Pada perdagangan pagi ini, indeks dolar AS melemah 0,01% ke level 92.44. Mata uang Negeri Paman Sam loyo terhadap pound Inggris dan franc Swiss meski menguat jika dibanding euro, dolar Australia, dan dolar Kanada.
Sentimen positif lainnya yang berpeluang memicu penguatan rupiah, menurut Faisyal, adalah pandangan terbaru dari Dana Moneter Nasional (IMF). Lembaga tersebut baru saja yang meningkatkan prospek pertumbuhan ekonomi global dari 5,5% menjadi 6%.
Peningkatan ramalan tersebut, menurut dia, berpotensi memicu permintaan aset berisiko seperti rupiah. "Hanya yang perlu diwaspadai pasar adalah turunnya cadangan devisa Indonesia yang kemungkinan dapat membatasi penguatan rupiah," ujar dia. Dengan demikian, potensi rentang hari ini terlihat di antara Rp 14.385 - 14.510 per dolar AS.
Bank Indonesia mencatat, posisi cadangan devisa per akhir Maret 2021 sebesar US$ 137,1 miliar, turun dibandingkan bulan sebelumnya US$ 138,8 miliar. Penurunan cadangan devisa terutama dipengaruhi oleh pembayaran utang luar negeri pemerintah. "Cadangan devisa dipengaruhi oleh pembayaran utang luar negeri pemerintah sesuai pola jatuh tempo pembayarannya," ujar Kepala Departemen Komunikasi BI Erwin Haryono dalam siaran pers, Rabu (7/4).
Erwin memastikan, posisi cadangan devisa tersebut setara dengan pembiayaan 10,1 bulan impor atau 9,7 bulan impor dan pembayaran utang luar negeri pemerintah. Cadangan devisa juga berada di atas standar kecukupan internasional sekitar 3 bulan impor. "BI menilai cadangan devisa tersebut mampu mendukung ketahanan sektor eksternal serta menjaga stabilitas makroekonomi dan sistem keuangan," katanya.
Senada, Direktur Riset Center Of Reform on Economics Piter Abdullah Redjalam memperkirakan rupiah melanjutkan penguatannya hari ini meski dalam rentang yang tipis. "Mulai menurunnya imbal hasil obligasi menahan berlanjutnya pelemahan rupiah," ujar Piter kepada Katadata.co.id, Kamis (8/4).

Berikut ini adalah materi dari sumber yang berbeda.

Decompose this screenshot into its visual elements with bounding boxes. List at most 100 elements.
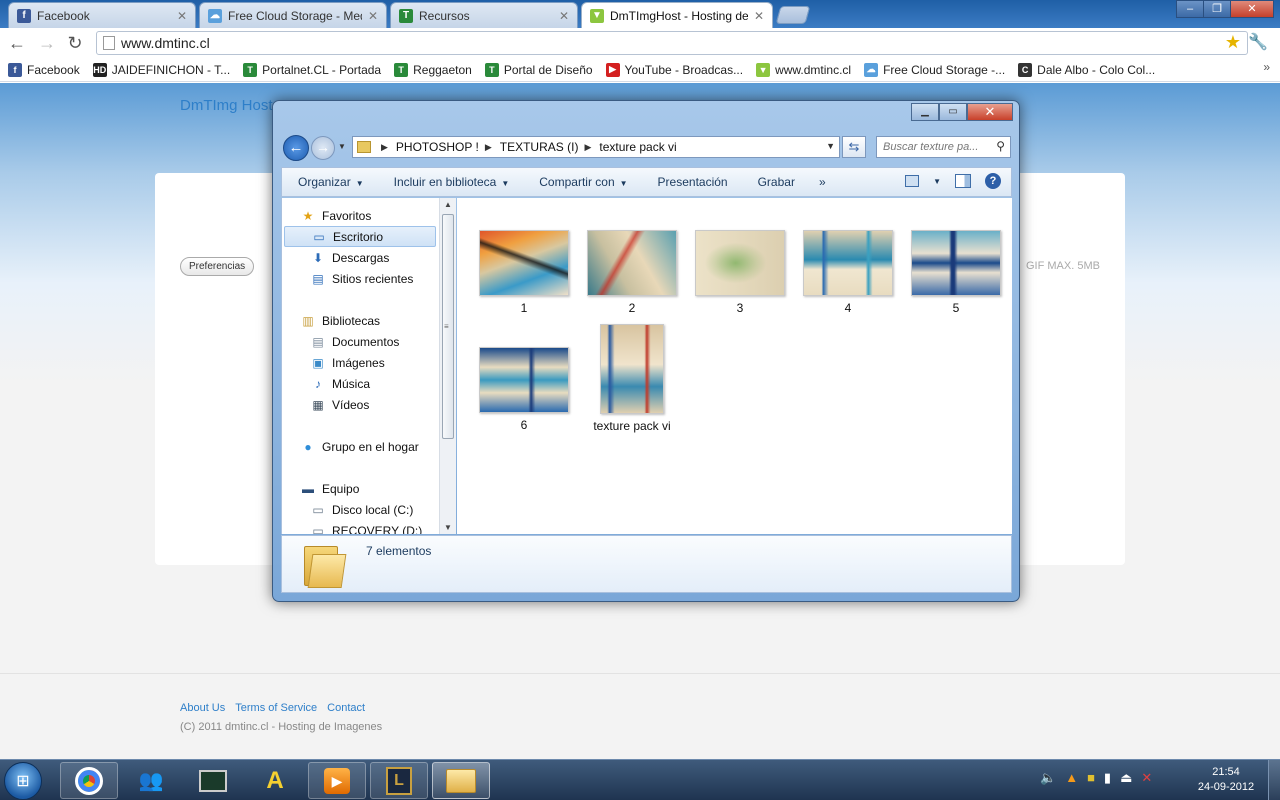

Imbal hasil alias yield surat utang AS tenor 10 tahun kemarin turun tipis sebesar 0,3 basis poin ke level 1,653%. Level ini merupakan yang terendah selama dua minggu terakhir.
Piter berpendapat bahwa penurunan yield tersebut dipicu oleh membaiknya sentimen pasar setelah IMF menaikkan proyeksi pertumbuhan ekonomi global. Di sisi lain, BI juga akan terus berada di pasar memanfaatkan momentum penguatan rupiah ini. "Rupiah hari ini saya perkirakan berada di rentang Rp 14.450 - 14.490 per dolar AS," kata dia.